Enrichment of bulk serum IgG with sialylated murine IgG1, but not IgG2a, with irrelevant specificity attenuates IgG1-mediated anaphylaxis in a SIGN-R1– and FcγRIIB-dependent manner. A, The conserved biantennary N-glycan (4 N-acetylglucosamines [dark blue] and 3 mannoses [green]) at Asn 297 in the IgG Fc part can be modified by fucose (red), bisecting GlcNAc (light blue), galactose (G; yellow), and sialic acid (S; magenta). The cleavage site of EndoS used for IgG glycan analysis is depicted. B, Experimental design of the IgG-mediated 30-minute anaphylaxis model used in the experiments shown in Fig 1, D-H. IgG1-mediated anaphylaxis was induced i.v. with 200 μg of anti (α)-TNP murine (m) IgG1 (clone H5) and subsequent (30 minutes later) i.v. injection of 20 or 25 μg of TNP-OVA. C, Fc glycosylation profiles of in vitro desialylated plus degalactosylated (degal) and galactosylated plus sialylated (sial) mIgG1 antibodies (clone MOPC-21) with irrelevant specificity. D and E, When indicated, intraperitoneal injection of huIgG (IVIg; 1 g/kg) and/or i.v. injection of anti (α)-SIGN-R1 into WT mice. IgG1-mediated anaphylaxis was induced 23.5 hours later. F-H, When indicated, i.v. injection of in vitro galactosylated plus sialylated (sial) or desialylated plus degalactosylated (degal) mIgG1 (clone MOPC-21; 50 mg/kg) or mIgG2a (clone C1.18.4; 50 mg/kg) with irrelevant specificities and/or αSIGN-R1 into (Fig 1, F and H) WT or (Fig 1, G) Fcgr2b−/− mice. IgG1-mediated anaphylaxis was induced 23.5 hours later. The severity of anaphylaxis in all experiments was measured by determining the changes in the body core/rectal temperature on the indicated time points after antigen challenge. n = 4-5 for all groups. I and J, When indicated, intraperitoneal injection of huIgG (IVIg; 1 g/kg) or i.v. injection of in vitro galactosylated plus sialylated (sial) mIgG1 (clone MOPC1; 50 mg/kg) or mIgG2a (clone C1.18.4; 50 mg/kg) with irrelevant specificities into WT mice to analyze FcγRIIB expression (MFI)on blood (Fig 1, I SSC low/CD11b+/F40/80+ classical monocytes and (Fig 1, J) SSC high/GR-1+ (not high) eosinophils by flow cytometry 24 hours later, including overlay histograms of FcγRIIB expression on classical monocytes from representative mice of each group (including FMO controls). Dots represent single mice. Abs, Antibodies; i.v., intravenous/intravenously; MFI, mean fluorescent intensity; OVA, ovalbumin; spec., specificities; temp, temperature; UT, untreated; WT, wild-type.

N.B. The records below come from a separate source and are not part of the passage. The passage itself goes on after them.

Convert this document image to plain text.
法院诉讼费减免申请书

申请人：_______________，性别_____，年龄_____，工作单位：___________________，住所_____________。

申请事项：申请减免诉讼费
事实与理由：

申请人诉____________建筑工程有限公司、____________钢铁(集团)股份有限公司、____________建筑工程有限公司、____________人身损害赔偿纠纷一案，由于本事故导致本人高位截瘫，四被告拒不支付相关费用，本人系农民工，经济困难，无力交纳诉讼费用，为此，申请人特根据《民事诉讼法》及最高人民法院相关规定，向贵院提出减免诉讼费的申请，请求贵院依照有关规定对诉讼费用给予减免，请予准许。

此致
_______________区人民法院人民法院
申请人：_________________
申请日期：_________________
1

Here, we tested the capacity of high amounts of huIgG (1 g/kg) or lower amounts of highly sialylated murine (m) or huIgG subclass antibodies (10-50 mg/kg) with irrelevant specificities to enhance FcγRIIB expression on blood immune cells and to attenuate IgG-mediated anaphylaxis and IgG-FcγRIIB–controlled-IgE-mediated anaphylaxis in mice.
IgG-mediated anaphylaxis was induced by intravenous injection of 200 μg of anti–2,4,6-trinitrophenyl (TNP) mIgG1 mAbs (clone H5),2,8,9,E19-E21 followed by intravenous challenge with 20 or 25 μg of TNP-coupled ovalbumin 30 minutes later to allow formation of immune complexes (Fig 1, B).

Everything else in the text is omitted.